Hello✋ selamat datang di cerita aku ya💖
panggil aku Bunny, not Thor, Author, Kak, atau apapun itu ya. Call me Bunny right now🐰💗
okey, happy reading and enjoy my story💘
REVISI ULANG
***
Presensi pria bersetelan tuxedo berwarna hitam di tengah-tengah acara membuat seluruh atensi para undangan tertuju hanya padanya seorang. Figur tinggi nan tampan itu berhasil menyita seluruh perhatian yang semula tertuju pada sepasang suami istri di tengah-tengah tempat acara.

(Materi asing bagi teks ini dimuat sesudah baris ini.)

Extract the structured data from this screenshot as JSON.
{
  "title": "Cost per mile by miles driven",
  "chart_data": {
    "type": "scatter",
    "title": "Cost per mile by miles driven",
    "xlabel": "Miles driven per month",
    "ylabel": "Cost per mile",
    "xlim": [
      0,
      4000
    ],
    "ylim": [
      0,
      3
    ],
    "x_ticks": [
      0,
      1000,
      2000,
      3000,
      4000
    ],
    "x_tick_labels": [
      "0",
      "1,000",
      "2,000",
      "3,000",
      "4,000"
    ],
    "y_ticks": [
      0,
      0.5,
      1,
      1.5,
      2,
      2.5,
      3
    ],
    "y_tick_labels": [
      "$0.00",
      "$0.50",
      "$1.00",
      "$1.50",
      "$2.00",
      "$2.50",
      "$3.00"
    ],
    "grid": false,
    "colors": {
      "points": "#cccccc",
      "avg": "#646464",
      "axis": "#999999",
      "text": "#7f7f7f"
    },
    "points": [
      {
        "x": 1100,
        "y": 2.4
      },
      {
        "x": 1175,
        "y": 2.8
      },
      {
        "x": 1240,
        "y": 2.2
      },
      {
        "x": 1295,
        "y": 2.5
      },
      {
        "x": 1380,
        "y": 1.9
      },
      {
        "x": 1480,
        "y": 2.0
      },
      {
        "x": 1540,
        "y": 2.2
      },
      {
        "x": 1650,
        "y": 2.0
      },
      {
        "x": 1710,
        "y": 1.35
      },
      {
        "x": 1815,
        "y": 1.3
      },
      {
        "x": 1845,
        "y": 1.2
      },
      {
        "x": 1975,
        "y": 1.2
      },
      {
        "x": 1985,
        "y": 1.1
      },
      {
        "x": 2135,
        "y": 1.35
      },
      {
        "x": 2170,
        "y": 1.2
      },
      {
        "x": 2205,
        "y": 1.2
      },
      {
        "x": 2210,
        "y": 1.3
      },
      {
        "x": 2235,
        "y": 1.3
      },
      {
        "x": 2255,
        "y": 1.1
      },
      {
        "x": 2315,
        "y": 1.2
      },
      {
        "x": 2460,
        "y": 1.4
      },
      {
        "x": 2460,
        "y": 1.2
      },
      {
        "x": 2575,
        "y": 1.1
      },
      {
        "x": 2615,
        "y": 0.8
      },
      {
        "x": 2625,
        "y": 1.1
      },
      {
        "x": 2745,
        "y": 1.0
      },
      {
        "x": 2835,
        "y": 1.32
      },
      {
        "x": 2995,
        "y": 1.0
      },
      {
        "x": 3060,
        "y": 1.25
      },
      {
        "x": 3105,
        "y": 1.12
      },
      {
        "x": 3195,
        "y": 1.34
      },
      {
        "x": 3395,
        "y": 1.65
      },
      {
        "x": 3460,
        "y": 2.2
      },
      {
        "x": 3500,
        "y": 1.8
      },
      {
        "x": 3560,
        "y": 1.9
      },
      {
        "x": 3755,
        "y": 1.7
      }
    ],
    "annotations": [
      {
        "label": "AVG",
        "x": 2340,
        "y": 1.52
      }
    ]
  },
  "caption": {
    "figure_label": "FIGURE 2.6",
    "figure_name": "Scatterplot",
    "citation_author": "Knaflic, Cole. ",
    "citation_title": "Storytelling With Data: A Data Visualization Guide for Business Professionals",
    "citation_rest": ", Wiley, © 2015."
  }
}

Pria bersetelan serba hitam itu berjalan menuju tengah tempat acara—di mana pemilik acara ini berada. Sepanjang langkah yang dia hela, tatapan kagum tak henti-hentinya tersorot padanya, bahkan ada yang terang-terangan memuji parasnya yang tampan.
Tapi tentu saja, Dave Charles adalah figur sempurna yang di kenal dengan ketampanan dan sifat ramahnya pada siapa saja. Buktinya saja sekarang, semua orang dia senyumi saat kakinya lewat di depan mereka, yang kian malah membuat kesan tentang seorang Dave Charles semakin baik saja.
“Hei, dude. Kau selalu membuatku kesal atas semua perhatian yang kau curi. Seharusnya aku tidak mengundangmu.” Louis Reynard memutar bola mata saat mengatakannya, menatap sedikit jengkel pada pria 7 tahun lebih muda darinya, yang selalu terlihat sempurna di mana pun dia berada.
“Semua orang tau pemandangan yang layak di kagumi,” lontar Dave santai. Dia lantas menyodorkan papper bag berwarna gold ke arah sahabatnya itu. “Happy wedding anniversary, brother. Buat Kak Florez bahagia terus.”
Lantas Louis tertawa kecil, dia ambil hadiah itu lalu menepuk pundak Dave gemas. “Sampai umur pernikahan kami 100 tahun sekalipun, aku akan tetap membuat Florez bahagia.”
Dave berdecih saja, bucin satu ini tentu tidak perlu di ragukan semua kata-katanya. Menatap ke belakang di mana Florez Ivander menatap ke arahnya dengan senyum hangat, Dave ikut tersenyum dan menghampirinya.
“Selamat hari jadi pernikahan, Kak. Selama ini Louis tidak menyakitimu, kan?”
“Hentikan tuduhanmu, jerk!” umpat Louis kesal.
Tawa Florez Ivander mengudara dengan manis, matanya yang bulat bernetra cokelat itu menyipit karena tawanya yang geli. Semua orang yang melihat Florez Ivander akan berpikir dua kali untuk mengalihkan pandangan dengan cepat dari parasnya yang cantik, rasanya pasti ingin berlama-lama menatap wajah rupawan perempuan itu.
“Thanks baby boy! Oh, iya, mau minum?” Florez menyodorkan gelas yang dia ambil dari meja di sampingnya.
“Sure.”
Louis mendekat, merangkul posesif pinggang Florez kala Dave betah lama-lama dengan istrinya. “Jika tidak dijaga, tuan Charles akan mengambil wanita ini dariku. Dia itu perebut!”
Cih! Dave memutar bola mata jengah. “Tidak usah berlebihan. Aku tidak tertarik dengan istri orang.”
“Bagus kalau gitu.”
Florez tertawa. Perkelahian antara suami dan sahabatnya itu memang selalu terjadi bila mereka bertemu. Dari hal-hal kecil saja selalu ada pertikaian yang muncul, heran bagaimana bisa mereka berteman selama ini.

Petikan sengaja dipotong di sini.